Crianças com transtornos do desenvolvimento, com deficiências e doenças crônicas, pais com transtornos mentais, são algumas das condições que aumentam a vulnerabilidade ao estresse gerado pela pandemia.

A vulnerabilidade de crianças e famílias afetadas por transtornos do desenvolvimento e outras deficiências no contexto da pandemia é maior porque suas necessidades são maiores. Essas crianças necessitam de tratamentos intensivos, algumas vezes que compreendem todo o dia, todos os dias, e que não são substituíveis por atendimento on-line.

Necessitam de espaço para que possam correr, pular, o que exerce uma função de regulação das emoções.

Necessitam de fisioterapia, de acesso a aparelhos específicos, do toque do profissional que os atende. Além disso, a vulnerabilidade dessas crianças é maior porque frequentemente seus pais apresentam transtornos mentais, justamente associado ao fato de ter e cuidar de um filho com limitações.

Adultos com transtornos mentais enfrentam mais dificuldades para processar o estresse gerado pela pandemia: seja decorrente do isolamento social, de perdas econômicas, do medo da contaminação, do próprio confinamento em casa, que torna-se ainda mais estressante com as limitações e necessidades não atendidas de seu filho.

Com mais estresse, há piora das estratégias que usam para educar seus filhos, as relações se tornam desgastantes, criando e intensificando um ciclo negativo de relações pais-filhos. Essas famílias também frequentemente apresentam limitações financeiras, associadas às doenças crônicas, o que amplifica ainda mais as necessidades e limitações. Além disso, essas crianças e famílias estarão mais vulneráveis à própria infecção.

Não irão tolerar permanecer com máscaras, terão mais dificuldade em não levar mãos e objetos à boca, eventualmente terão condições pulmonares que os tornarão mais frágeis ao efeito da doença.

Crianças com transtornos do desenvolvimento, com deficiências e doenças crônicas, pais com transtornos mentais, necessitam de cuidados especiais e intensivos, sob pena de terem suas condições pioradas.

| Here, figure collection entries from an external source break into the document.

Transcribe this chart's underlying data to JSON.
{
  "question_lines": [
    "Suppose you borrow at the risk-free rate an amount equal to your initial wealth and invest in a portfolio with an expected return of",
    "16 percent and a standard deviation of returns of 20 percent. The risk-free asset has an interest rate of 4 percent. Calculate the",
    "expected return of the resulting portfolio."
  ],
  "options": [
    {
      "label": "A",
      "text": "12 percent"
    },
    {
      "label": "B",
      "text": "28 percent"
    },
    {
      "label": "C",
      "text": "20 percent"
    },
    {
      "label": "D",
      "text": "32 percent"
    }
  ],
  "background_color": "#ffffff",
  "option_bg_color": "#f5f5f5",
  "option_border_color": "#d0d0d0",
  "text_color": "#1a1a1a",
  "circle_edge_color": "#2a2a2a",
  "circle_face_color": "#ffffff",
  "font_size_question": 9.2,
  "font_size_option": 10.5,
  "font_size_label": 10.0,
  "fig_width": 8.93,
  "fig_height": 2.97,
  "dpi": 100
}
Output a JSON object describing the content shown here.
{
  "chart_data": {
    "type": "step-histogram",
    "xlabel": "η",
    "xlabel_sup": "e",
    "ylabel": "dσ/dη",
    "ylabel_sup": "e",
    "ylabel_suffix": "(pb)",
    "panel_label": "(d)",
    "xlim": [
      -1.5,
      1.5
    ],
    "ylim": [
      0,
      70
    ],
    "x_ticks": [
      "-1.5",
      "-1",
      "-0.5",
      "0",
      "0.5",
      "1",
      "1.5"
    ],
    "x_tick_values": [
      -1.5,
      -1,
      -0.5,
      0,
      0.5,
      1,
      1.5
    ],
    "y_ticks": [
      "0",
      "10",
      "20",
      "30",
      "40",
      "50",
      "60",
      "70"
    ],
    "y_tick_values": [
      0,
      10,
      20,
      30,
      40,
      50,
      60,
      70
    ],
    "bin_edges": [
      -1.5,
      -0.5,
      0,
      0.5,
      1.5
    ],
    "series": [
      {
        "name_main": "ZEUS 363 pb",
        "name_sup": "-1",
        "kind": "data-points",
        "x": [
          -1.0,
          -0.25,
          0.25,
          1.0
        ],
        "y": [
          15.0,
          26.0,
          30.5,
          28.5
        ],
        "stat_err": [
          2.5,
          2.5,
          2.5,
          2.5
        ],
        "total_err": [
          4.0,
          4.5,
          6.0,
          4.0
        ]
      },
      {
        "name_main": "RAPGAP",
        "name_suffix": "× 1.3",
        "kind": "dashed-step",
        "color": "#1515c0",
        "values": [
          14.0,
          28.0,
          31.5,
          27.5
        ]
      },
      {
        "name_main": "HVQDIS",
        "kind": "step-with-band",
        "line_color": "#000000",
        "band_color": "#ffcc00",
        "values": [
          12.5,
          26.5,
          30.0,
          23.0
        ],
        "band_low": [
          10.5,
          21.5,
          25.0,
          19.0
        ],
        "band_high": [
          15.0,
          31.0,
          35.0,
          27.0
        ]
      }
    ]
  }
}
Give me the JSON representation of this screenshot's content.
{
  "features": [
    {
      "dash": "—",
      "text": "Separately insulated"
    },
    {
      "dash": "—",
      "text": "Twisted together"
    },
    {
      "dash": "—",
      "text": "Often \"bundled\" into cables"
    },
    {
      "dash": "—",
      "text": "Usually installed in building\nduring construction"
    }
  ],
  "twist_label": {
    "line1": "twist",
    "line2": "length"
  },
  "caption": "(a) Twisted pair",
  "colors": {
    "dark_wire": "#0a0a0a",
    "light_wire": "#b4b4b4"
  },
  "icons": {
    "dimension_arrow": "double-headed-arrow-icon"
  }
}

Crianças com necessidade de serviços presenciais contínuos devem ter acesso a eles, não dispensando os cuidados para evitar a contaminação.

Os serviços existentes precisam se organizar para isso. Se a continuidade de acesso não for possível, orientação aos pais para manejo de comportamentos disruptivos, estabelecimento de rotinas e atividades que possam mitigar os efeitos da falta de acesso aos serviços, bem como serviços de suporte emocional aos pais precisam ser criados.

Ferramentas de telemedicina são uma via especialmente útil e efetiva neste momento. Associações de pais são uma fonte importante de suporte e devem intensificar suas ações.

Cabe também ao Estado atender às necessidades dessa população, oferecendo recursos financeiros emergenciais e garantindo acesso aos serviços indispensáveis. De fato, os efeitos da pandemia ainda não estão definidos. Cabe à toda população transformar a pandemia em uma oportunidade para a coesão e solidariedade das comunidades e impedir que amplifique as desigualdades já existentes.